Cost of Summit Campus projects (pavilion and garage): $350 million, all part of Sutter Health’s $700+ million investment in the East Bay.
The combined construction project resulted in nearly 400 new jobs and assures 2,000 health care jobs in the City of Oakland.
Patient Care Pavilion
The new structure is built to meet and exceed seismic requirements in Senate Bill 1953 (the structure is built to withstand 7.3 magnitude earthquake).
Architects: Devenney Group Ltd.
General Contractor: DPR Construction, Redwood City
- 11 Floors (above ground, two below ground level)
- 238 patient rooms (all private)
- 250,000 square feet of new construction Capabilities/equipment:
- Electronic health record
- Electronic patient registration
- Dedicated video monitoring for brain injury
Milestone/Topping Out Factoids
- The ceremonial beam is 18 feet long and weighs 490 lbs.
- 463 concrete pilings were drilled 30 to 95 feet below ground in January for the new building to sit on, requiring 3100 yards of grout to fill. These pilings result in an earth quake safe structure.
- 1600 tons of rebar
- 3700 tons of steel
- 10,000 yards of concrete
- 130,200,000: number of construction hours to date
- Estimated workforce: Approx. 270
What is “Topping Out”?
“Topping Out” is a cherished custom in the construction industry signaling that the skeleton of a new bridge structure is completed and has reached its maximum height. It is a celebration for the workers and an acknowledgement of their achievement. As part of the ceremony, an evergreen tree and flag are attached to the final beam when it is hoisted into the air and lowered into place. That final beam is usually brightly painted and then autographed by the ironworkers and other teams associated with the new structure.

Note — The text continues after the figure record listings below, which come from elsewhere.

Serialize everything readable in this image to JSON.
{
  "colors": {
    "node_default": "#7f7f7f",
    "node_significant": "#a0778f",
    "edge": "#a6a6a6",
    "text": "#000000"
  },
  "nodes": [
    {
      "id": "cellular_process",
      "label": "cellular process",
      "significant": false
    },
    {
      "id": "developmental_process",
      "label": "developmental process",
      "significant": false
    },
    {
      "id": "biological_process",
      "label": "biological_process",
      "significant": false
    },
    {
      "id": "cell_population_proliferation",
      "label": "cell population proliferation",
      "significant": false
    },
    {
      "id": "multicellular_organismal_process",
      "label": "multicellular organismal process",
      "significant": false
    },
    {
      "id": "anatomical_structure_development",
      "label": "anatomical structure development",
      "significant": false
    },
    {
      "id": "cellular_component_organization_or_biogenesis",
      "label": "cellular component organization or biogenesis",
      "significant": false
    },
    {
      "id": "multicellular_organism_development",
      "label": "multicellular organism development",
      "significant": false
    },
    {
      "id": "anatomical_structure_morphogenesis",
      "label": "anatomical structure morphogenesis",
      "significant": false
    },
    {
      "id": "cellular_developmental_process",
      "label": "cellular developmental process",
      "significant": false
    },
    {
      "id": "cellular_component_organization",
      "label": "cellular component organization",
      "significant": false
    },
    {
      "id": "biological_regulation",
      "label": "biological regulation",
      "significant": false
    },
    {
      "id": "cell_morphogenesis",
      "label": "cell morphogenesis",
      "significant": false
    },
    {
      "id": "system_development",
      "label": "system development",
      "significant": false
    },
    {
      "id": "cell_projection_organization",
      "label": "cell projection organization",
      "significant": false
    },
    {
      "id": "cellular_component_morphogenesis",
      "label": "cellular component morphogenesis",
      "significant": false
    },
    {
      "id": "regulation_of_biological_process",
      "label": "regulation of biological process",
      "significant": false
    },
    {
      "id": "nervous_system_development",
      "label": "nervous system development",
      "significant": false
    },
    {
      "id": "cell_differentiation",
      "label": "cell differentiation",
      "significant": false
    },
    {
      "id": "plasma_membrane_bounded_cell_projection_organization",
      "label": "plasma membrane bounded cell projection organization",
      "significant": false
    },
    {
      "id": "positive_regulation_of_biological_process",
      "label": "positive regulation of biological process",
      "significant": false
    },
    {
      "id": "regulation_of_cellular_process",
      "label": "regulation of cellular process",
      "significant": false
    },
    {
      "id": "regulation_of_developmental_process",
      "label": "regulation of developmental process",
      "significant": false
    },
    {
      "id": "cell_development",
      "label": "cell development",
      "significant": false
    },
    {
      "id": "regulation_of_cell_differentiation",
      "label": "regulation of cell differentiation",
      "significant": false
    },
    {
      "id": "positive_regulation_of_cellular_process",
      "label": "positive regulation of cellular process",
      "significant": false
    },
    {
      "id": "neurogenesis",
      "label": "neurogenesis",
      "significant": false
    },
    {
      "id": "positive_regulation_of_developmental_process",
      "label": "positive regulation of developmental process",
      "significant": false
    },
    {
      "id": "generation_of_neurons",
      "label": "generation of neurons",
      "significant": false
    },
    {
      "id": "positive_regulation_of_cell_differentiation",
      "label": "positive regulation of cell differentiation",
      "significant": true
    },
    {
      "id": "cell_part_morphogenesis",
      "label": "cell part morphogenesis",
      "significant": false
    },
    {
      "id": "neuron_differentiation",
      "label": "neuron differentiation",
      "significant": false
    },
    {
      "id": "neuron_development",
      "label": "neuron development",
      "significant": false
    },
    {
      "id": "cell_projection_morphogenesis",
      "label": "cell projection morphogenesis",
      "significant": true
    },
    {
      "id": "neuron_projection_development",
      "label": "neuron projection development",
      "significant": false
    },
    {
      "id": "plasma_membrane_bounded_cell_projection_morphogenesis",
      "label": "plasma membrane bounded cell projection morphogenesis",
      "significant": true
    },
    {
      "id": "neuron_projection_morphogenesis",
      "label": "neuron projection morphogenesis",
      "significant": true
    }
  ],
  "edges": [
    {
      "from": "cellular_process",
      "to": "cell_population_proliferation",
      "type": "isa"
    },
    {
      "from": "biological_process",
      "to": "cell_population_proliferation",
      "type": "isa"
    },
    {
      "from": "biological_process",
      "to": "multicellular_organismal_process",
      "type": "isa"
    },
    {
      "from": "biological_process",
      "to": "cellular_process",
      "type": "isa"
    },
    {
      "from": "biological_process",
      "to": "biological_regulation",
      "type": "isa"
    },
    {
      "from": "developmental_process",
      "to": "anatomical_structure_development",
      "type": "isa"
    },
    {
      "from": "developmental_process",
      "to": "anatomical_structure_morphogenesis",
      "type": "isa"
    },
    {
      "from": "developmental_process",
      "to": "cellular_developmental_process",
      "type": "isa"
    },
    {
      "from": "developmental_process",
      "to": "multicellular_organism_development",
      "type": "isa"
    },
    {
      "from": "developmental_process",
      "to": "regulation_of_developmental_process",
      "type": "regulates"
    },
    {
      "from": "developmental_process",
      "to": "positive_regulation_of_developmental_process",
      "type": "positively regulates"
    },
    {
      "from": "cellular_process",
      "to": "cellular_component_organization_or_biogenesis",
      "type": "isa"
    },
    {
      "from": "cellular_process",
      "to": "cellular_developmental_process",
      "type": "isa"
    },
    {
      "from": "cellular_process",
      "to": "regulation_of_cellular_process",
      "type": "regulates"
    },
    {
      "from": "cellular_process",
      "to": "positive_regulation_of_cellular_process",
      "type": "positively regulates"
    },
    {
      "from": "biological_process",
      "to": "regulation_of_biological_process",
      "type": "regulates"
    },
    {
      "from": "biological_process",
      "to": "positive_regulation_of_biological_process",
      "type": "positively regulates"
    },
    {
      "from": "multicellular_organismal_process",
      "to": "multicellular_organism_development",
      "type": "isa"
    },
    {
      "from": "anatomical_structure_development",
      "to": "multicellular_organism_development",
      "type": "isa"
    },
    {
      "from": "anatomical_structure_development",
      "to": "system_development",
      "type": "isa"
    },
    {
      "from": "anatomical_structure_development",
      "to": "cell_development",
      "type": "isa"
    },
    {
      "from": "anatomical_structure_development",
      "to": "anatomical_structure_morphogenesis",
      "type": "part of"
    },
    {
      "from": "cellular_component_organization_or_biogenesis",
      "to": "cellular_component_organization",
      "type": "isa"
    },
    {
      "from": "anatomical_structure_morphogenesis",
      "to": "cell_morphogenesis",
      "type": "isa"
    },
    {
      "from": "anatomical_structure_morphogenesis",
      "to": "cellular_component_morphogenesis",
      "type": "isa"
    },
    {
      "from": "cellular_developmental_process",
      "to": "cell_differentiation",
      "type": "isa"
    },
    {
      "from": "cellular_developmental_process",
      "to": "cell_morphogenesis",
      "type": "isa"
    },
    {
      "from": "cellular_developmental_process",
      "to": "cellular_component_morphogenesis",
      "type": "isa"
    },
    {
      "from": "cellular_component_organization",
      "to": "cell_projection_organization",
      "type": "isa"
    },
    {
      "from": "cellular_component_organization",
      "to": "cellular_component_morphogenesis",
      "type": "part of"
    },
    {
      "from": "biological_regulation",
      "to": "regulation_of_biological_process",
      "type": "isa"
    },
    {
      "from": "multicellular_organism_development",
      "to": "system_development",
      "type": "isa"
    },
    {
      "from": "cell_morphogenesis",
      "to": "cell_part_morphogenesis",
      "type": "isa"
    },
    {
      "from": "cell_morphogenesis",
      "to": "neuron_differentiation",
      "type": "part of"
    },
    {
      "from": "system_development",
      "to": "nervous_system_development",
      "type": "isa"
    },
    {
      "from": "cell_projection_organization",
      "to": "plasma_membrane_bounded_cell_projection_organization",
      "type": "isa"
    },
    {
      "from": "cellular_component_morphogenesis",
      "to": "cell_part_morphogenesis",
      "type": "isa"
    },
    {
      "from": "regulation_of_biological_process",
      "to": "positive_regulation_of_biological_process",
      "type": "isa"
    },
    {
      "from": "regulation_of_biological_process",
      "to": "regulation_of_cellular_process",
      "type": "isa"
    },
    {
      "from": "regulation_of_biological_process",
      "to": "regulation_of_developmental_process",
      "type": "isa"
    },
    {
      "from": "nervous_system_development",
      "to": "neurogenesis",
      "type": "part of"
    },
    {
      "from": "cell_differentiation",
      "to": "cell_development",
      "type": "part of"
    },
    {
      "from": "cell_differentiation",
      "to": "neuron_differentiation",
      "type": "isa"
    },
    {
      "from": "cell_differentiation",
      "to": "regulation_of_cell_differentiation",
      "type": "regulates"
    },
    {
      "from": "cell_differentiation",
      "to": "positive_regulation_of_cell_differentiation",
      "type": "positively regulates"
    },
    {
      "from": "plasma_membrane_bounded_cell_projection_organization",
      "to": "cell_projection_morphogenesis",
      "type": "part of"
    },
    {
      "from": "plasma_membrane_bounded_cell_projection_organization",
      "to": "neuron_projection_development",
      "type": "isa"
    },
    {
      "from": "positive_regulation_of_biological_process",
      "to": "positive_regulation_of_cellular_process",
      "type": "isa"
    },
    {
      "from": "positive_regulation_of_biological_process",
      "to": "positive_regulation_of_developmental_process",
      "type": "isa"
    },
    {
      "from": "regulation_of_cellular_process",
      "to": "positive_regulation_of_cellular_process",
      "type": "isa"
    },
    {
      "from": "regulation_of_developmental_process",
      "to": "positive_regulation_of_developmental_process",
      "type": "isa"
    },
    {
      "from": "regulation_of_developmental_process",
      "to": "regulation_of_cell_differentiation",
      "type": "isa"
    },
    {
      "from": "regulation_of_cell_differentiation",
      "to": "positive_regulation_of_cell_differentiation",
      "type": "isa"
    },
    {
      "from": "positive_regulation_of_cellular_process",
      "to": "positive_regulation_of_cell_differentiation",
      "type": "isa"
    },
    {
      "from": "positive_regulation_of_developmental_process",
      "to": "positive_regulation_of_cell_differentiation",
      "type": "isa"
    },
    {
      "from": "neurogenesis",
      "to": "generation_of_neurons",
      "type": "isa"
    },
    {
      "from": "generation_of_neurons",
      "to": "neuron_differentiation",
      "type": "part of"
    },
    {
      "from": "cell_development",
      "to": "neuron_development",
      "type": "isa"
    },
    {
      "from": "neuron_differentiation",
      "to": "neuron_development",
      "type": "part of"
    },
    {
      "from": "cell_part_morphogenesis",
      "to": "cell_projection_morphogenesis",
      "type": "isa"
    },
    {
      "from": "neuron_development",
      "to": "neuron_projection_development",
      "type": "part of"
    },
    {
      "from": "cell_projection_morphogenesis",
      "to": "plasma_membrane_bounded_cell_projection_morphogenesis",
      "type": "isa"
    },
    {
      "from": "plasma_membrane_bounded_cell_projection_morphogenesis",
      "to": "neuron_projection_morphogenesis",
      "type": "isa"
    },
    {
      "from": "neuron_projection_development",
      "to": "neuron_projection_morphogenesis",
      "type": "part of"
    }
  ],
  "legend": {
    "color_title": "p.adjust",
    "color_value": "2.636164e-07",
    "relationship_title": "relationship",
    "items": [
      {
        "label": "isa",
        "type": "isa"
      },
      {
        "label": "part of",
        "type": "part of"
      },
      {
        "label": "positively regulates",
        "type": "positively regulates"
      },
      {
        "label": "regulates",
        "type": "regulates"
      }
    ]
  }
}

- Why the tree? - The custom of attaching a tree to the last beam evolved from an ancient European tradition of tying an evergreen tree to the top of a newly completed roof. Some say it is reflective of an ancient promise that the building would be no higher than the tallest tree. More recently, the tree has come to symbolize that the structure went up safely and it is considered a good luck charm for the future occupants. Others claim that an evergreen tree represents the lasting nature of the building since it remains green throughout all seasons.
- History - No one knows exactly how this event started, but celebrations of placing the last beam can be traced back to ancient times. The custom of raising an evergreen tree goes back to Scandinavia in the year 700 when attaching the tree to the building’s ridge pole would appease the tree spirits and signaled to all who helped that the celebration of the building’s completion would begin. The Topping Out tradition has marked milestones in construction projects for generations and we at Alta Bates Summit Medical Center and Sutter Health are proud to be a part of this history.
About Sutter Health
Serving patients and their families in more than 100 Northern California cities and towns, Sutter Health doctors, not-for-profit hospitals and other health care service providers share resources and expertise to advance health care quality and access. The Sutter Medical Network includes many of California’s top-performing, highest quality physician organizations as measured annually by the Integrated Healthcare Association. Sutter-affiliated hospitals are regional leaders in cardiac care, women’s and children’s services, cancer care, orthopedics and advanced patient safety technology.